Schon auf den ersten Seiten schleicht sich das unterschwellige Gefühl von Bedrohung an, das sich auf den folgenden Seiten immer mehr in die Höhe schraubt. Gemeinsam mit Protagonistin Alyssa wird man in eine andere Wirklichkeit geworfen, eine, in der das Wasser von einem Tag auf den anderen urplötzlich und ohne Warnung abgestellt wird und von jetzt auf gleich bizarre Wasserknappheit herrscht. Mit ihrem flotten, jugendlichen und intelligenten Schreibstil kreieren Neal und Jarrod Shusterman eine bedrohliche, unheilvolle Atmosphäre, die dadurch noch verstärkt wird, dass sie so erschreckend realistisch und greifbar wirkt. Hier wird wahrlich eine Zukunftsvision entworfen, die von unserer Realität nicht allzu weit entfernt zu sein scheint.

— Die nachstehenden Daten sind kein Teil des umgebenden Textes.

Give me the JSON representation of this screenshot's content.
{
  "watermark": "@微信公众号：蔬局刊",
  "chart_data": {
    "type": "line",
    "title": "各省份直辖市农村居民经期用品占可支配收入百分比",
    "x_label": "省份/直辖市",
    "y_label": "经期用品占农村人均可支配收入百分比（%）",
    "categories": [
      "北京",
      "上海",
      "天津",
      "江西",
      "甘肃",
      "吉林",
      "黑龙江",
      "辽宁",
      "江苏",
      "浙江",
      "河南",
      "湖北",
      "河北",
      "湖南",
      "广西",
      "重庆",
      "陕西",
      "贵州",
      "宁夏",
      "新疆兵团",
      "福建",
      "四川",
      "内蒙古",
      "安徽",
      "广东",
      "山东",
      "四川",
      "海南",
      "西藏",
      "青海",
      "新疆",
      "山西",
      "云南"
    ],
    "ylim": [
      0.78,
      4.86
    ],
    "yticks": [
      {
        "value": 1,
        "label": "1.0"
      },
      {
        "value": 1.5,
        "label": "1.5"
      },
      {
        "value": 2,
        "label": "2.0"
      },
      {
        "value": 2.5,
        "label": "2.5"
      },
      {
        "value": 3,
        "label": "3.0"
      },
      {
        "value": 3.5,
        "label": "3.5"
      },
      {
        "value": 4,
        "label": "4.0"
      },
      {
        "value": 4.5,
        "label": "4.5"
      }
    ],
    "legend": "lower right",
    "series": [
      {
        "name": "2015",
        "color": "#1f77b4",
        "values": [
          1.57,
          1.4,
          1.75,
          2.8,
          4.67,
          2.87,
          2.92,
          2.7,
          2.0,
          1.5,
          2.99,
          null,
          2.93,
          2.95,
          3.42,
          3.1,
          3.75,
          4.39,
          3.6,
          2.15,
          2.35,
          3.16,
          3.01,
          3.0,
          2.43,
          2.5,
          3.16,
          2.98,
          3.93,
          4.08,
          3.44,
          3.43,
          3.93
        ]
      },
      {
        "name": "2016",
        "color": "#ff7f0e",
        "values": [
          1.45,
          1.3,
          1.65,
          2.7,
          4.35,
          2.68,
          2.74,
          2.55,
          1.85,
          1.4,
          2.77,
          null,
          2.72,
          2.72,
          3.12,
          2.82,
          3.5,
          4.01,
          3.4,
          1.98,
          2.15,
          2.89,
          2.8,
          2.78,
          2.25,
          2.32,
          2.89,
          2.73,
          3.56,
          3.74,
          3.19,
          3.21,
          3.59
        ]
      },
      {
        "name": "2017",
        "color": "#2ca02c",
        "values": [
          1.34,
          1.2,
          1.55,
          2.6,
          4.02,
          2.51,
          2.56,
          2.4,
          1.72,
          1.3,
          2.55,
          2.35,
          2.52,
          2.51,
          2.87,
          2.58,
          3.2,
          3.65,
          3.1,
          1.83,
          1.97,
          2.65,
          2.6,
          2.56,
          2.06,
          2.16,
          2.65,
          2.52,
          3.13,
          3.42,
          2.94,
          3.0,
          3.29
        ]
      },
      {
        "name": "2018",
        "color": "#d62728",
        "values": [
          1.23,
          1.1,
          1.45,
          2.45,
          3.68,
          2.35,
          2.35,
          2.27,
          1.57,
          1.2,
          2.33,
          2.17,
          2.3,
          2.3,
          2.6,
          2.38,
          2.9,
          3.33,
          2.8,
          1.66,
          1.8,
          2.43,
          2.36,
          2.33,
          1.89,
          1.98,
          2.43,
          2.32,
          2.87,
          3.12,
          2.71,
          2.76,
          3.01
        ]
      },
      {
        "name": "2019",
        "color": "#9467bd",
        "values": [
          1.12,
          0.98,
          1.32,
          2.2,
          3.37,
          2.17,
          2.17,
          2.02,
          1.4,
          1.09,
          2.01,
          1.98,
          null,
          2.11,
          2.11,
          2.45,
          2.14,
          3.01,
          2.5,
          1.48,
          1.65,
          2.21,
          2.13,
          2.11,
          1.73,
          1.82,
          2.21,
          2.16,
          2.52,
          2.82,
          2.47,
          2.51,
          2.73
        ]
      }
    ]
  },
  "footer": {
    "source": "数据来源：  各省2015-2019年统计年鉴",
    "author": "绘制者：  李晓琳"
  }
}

»Irgendwas fühlt sich komisch an. Ich weiß nicht genau, was es ist, aber es hängt in der Luft wie ein Geruch. Es ist die Ungeduld der Menschen vor den Kassen. Fast wie mit einem Rammbock bahnen sich die Leute mit ihren Einkaufswagen einen Weg durch die Schlangen. Es herrscht eine Art primitive Ur-Feindlichkeit, nur verdeckt von einer dünnen Schicht aus vorstädtischer Höflichkeit, die langsam fadenscheinig wird.« (3%)

Wir lesen aus der Sicht mehrerer Personen: hauptsächlich einer Gruppe Jugendlicher, die unsere Protagonisten sind, hin und wieder finden sich aber auch Sequenzen von vermeintlich zufälligen Menschen, die sich ebenfalls in irgendeiner Weise dieser Krise ausgesetzt sehen. Irgendwie hängt aber doch alles zusammen, alles spielt irgendwo eine Rolle.

»Für eine Wasserkrise gibt es keine Radarbilder. Keine Sturmfluten, keine Trümmerfelder. Der Tap-Out ist so lautlos wie Krebs.« (6%)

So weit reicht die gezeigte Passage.